Cette valeur est dans la plage de confort optimale.


Pièges à éviter

120.Confondre le carrossage et la chasse — Le carrossage se mesure vue de face, la chasse vue de côté. Une erreur classique consiste à régler la chasse en modifiant le carrossage.
121.Oublier de vérifier le parallélisme arrière — Un défaut de parallélisme arrière provoque une traction latérale qui ne peut pas être corrigée par le réglage avant.
122.Ignorer la hauteur de caisse — Une suspension affaissée modifie tous les angles d'alignement. Toujours vérifier la hauteur avant de procéder.
123.Ne pas recalibrer le capteur d'angle de braquage — Sur les véhicules équipés d'ESP, l'oubli de la calibration déclenche un voyant et désactive le système.
124.Confondre les fluides de direction assistée — Utiliser un fluide incorrect peut endommager les joints et la pompe. Vérifier la spécification exacte.
125.Serrer les rotules sans support — Le serrage des écrous de rotule doit se faire avec la suspension en charge (véhicule au sol) pour éviter de précontraindre les bagues.
126.Oublier le test de rebond avant l'alignement — Des amortisseurs défaillants faussent les mesures et donnent un alignement incorrect.
127.Négliger l'usure des pneus — Un pneu usé de manière irrégulière indique un problème d'alignement préexistant. Corriger le problème avant de faire l'alignement.
128.Utiliser des valeurs approximatives — Les spécifications d'alignement sont précises à ±0,1°. Utiliser un équipement calibré.
129.Confondre les normes — Le Code canadien de l'électricité, Chapitre V s'applique aux véhicules, pas le Code de l'électricité du Québec. Les normes CSA B149.1 concernent le gaz, pas l'électricité.

Conseils pour l'examen

Mémorisez les angles : carrossage (vue de face), chasse (vue de côté), pincement (vue de dessus), SAI (vue de face).
Connaissez la séquence de réglage : chasse, carrossage, pincement.
Comprenez les symptômes : chaque défaut d'alignement produit un symptôme spécifique.
Maîtrisez les calculs : rapport de démultiplication, fréquence naturelle, conversion degrés-millimètres.
Retenez les valeurs typiques : jeu de direction (0-3 mm), voile de jante (0,8 mm radial), fréquence naturelle (1-1,5 Hz).

Résumé

Le système de direction et de suspension est un ensemble intégré de composants mécaniques, hydrauliques et électriques.
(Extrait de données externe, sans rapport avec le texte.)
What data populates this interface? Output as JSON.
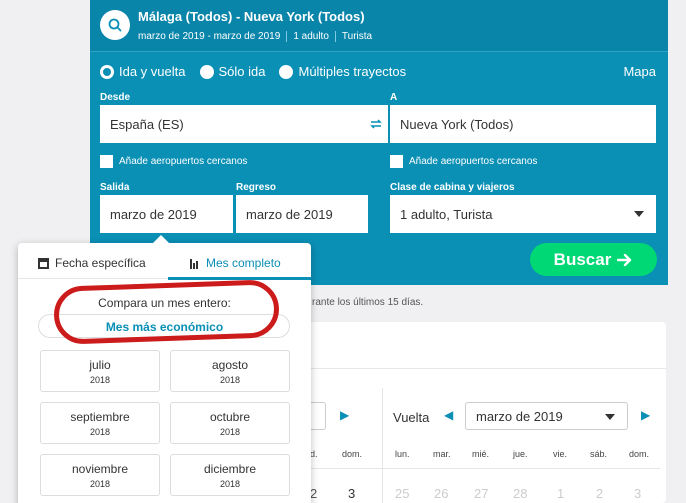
{
  "summary": {
    "route": "Málaga (Todos) - Nueva York (Todos)",
    "dates": "marzo de 2019 - marzo de 2019",
    "travellers": "1 adulto",
    "cabin": "Turista"
  },
  "trip_type": {
    "options": [
      "Ida y vuelta",
      "Sólo ida",
      "Múltiples trayectos"
    ],
    "selected": "Ida y vuelta"
  },
  "map_link": "Mapa",
  "from": {
    "label": "Desde",
    "value": "España (ES)",
    "nearby": "Añade aeropuertos cercanos"
  },
  "to": {
    "label": "A",
    "value": "Nueva York (Todos)",
    "nearby": "Añade aeropuertos cercanos"
  },
  "depart": {
    "label": "Salida",
    "value": "marzo de 2019"
  },
  "return": {
    "label": "Regreso",
    "value": "marzo de 2019"
  },
  "cabin_travellers": {
    "label": "Clase de cabina y viajeros",
    "value": "1 adulto, Turista"
  },
  "search_button": "Buscar",
  "background": {
    "note": "rante los últimos 15 días.",
    "vuelta_label": "Vuelta",
    "month_select": "marzo de 2019",
    "left_days": [
      "d.",
      "dom."
    ],
    "right_days": [
      "lun.",
      "mar.",
      "mié.",
      "jue.",
      "vie.",
      "sáb.",
      "dom."
    ],
    "left_numbers": [
      "2",
      "3"
    ],
    "right_numbers": [
      "25",
      "26",
      "27",
      "28",
      "1",
      "2",
      "3"
    ]
  },
  "popup": {
    "tab_specific": "Fecha específica",
    "tab_whole_month": "Mes completo",
    "active_tab": "Mes completo",
    "compare_text": "Compara un mes entero:",
    "cheapest_link": "Mes más económico",
    "months": [
      {
        "name": "julio",
        "year": "2018"
      },
      {
        "name": "agosto",
        "year": "2018"
      },
      {
        "name": "septiembre",
        "year": "2018"
      },
      {
        "name": "octubre",
        "year": "2018"
      },
      {
        "name": "noviembre",
        "year": "2018"
      },
      {
        "name": "diciembre",
        "year": "2018"
      }
    ]
  },
  "colors": {
    "panel": "#0a8fb5",
    "accent": "#0a8fb5",
    "search_button": "#00d775",
    "annotation_ring": "#cc1b1b"
  },
  "icons": [
    "search-icon",
    "swap-icon",
    "calendar-icon",
    "bar-chart-icon",
    "arrow-right-icon",
    "chevron-down-icon",
    "caret-left-icon",
    "caret-right-icon"
  ]
}
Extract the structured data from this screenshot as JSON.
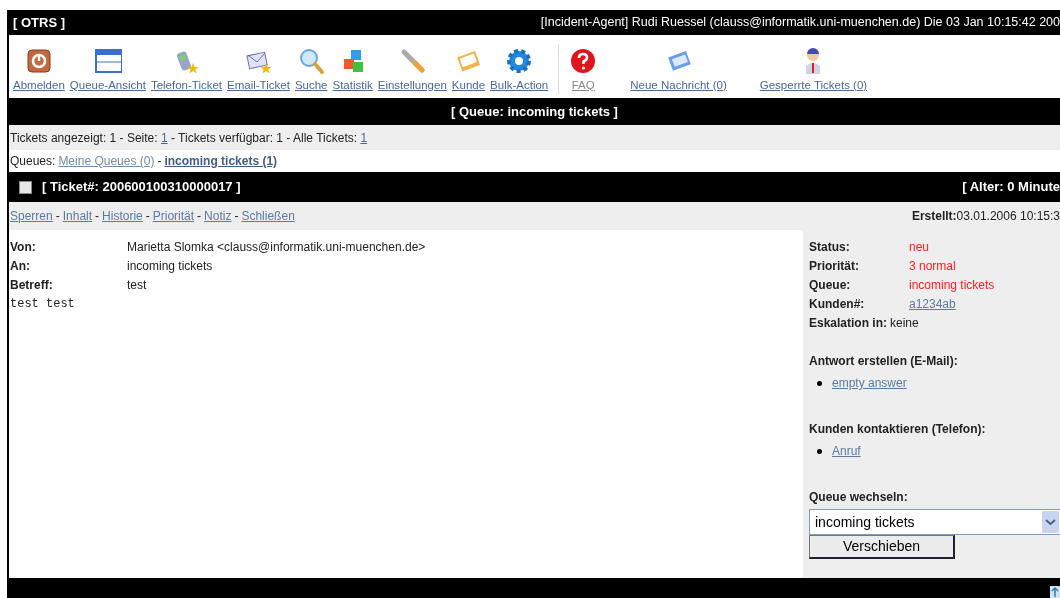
{
  "header": {
    "logo": "[ OTRS ]",
    "user_info": "[Incident-Agent] Rudi Ruessel (clauss@informatik.uni-muenchen.de) Die 03 Jan 10:15:42 200"
  },
  "toolbar": {
    "items": [
      {
        "label": "Abmelden",
        "kind": "power",
        "dimmed": false,
        "separator_before": false
      },
      {
        "label": "Queue-Ansicht",
        "kind": "window",
        "dimmed": false,
        "separator_before": false
      },
      {
        "label": "Telefon-Ticket",
        "kind": "phone",
        "dimmed": false,
        "separator_before": false
      },
      {
        "label": "Email-Ticket",
        "kind": "mail",
        "dimmed": false,
        "separator_before": false
      },
      {
        "label": "Suche",
        "kind": "search",
        "dimmed": false,
        "separator_before": false
      },
      {
        "label": "Statistik",
        "kind": "cubes",
        "dimmed": false,
        "separator_before": false
      },
      {
        "label": "Einstellungen",
        "kind": "wrench",
        "dimmed": false,
        "separator_before": false
      },
      {
        "label": "Kunde",
        "kind": "folder",
        "dimmed": false,
        "separator_before": false
      },
      {
        "label": "Bulk-Action",
        "kind": "gear",
        "dimmed": false,
        "separator_before": false
      },
      {
        "label": "FAQ",
        "kind": "help",
        "dimmed": true,
        "separator_before": true
      },
      {
        "label": "Neue Nachricht (0)",
        "kind": "message",
        "dimmed": false,
        "separator_before": false
      },
      {
        "label": "Gesperrte Tickets (0)",
        "kind": "person",
        "dimmed": false,
        "separator_before": false
      }
    ]
  },
  "queue_title": "[ Queue: incoming tickets ]",
  "info_line": [
    {
      "text": "Tickets angezeigt: 1 - Seite: ",
      "link": false
    },
    {
      "text": "1",
      "link": true
    },
    {
      "text": " - Tickets verfügbar: 1 - Alle Tickets: ",
      "link": false
    },
    {
      "text": "1",
      "link": true
    }
  ],
  "queues": {
    "label": "Queues:",
    "separator": "-",
    "items": [
      {
        "label": "Meine Queues (0)",
        "selected": false
      },
      {
        "label": "incoming tickets (1)",
        "selected": true
      }
    ]
  },
  "ticket": {
    "title": "[ Ticket#: 200600100310000017 ]",
    "checked": false,
    "age": "[ Alter: 0 Minute",
    "action_separator": "-",
    "actions": [
      "Sperren",
      "Inhalt",
      "Historie",
      "Priorität",
      "Notiz",
      "Schließen"
    ],
    "created_label": "Erstellt:",
    "created": "03.01.2006 10:15:3",
    "headers": [
      {
        "label": "Von:",
        "value": "Marietta Slomka <clauss@informatik.uni-muenchen.de>"
      },
      {
        "label": "An:",
        "value": "incoming tickets"
      },
      {
        "label": "Betreff:",
        "value": "test"
      }
    ],
    "body": "test test",
    "properties": [
      {
        "label": "Status:",
        "value": "neu",
        "kind": "highlight"
      },
      {
        "label": "Priorität:",
        "value": "3 normal",
        "kind": "highlight"
      },
      {
        "label": "Queue:",
        "value": "incoming tickets",
        "kind": "highlight"
      },
      {
        "label": "Kunden#:",
        "value": "a1234ab",
        "kind": "link"
      },
      {
        "label": "Eskalation in:",
        "value": "keine",
        "kind": "plain"
      }
    ],
    "answer": {
      "title": "Antwort erstellen (E-Mail):",
      "items": [
        "empty answer"
      ]
    },
    "contact": {
      "title": "Kunden kontaktieren (Telefon):",
      "items": [
        "Anruf"
      ]
    },
    "move": {
      "title": "Queue wechseln:",
      "value": "incoming tickets",
      "button": "Verschieben"
    }
  }
}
Pour l'examen Sceau rouge, vous devez :

140.Identifier les composants et leur fonction (crémaillère, ressorts, amortisseurs, barres stabilisatrices)
141.Comprendre les principes physiques (fréquence naturelle, rapport de démultiplication, angles d'alignement)
142.Diagnostiquer les défauts à partir des symptômes (traction, vibration, bruit, usure des pneus)
143.Appliquer les procédures correctes (séquence d'alignement, test de rebond, test de rotule)
144.Respecter les normes canadiennes (Code canadien de l'électricité, Chapitre V, CSA B149.1)
145.Calculer les paramètres (fréquence, rapport, conversions)

La maîtrise de ces éléments vous permettra de réussir les questions théoriques et pratiques de l'examen. La précision des mesures et le respect des spécifications du constructeur sont les clés d'un alignement correct et d'un diagnostic fiable.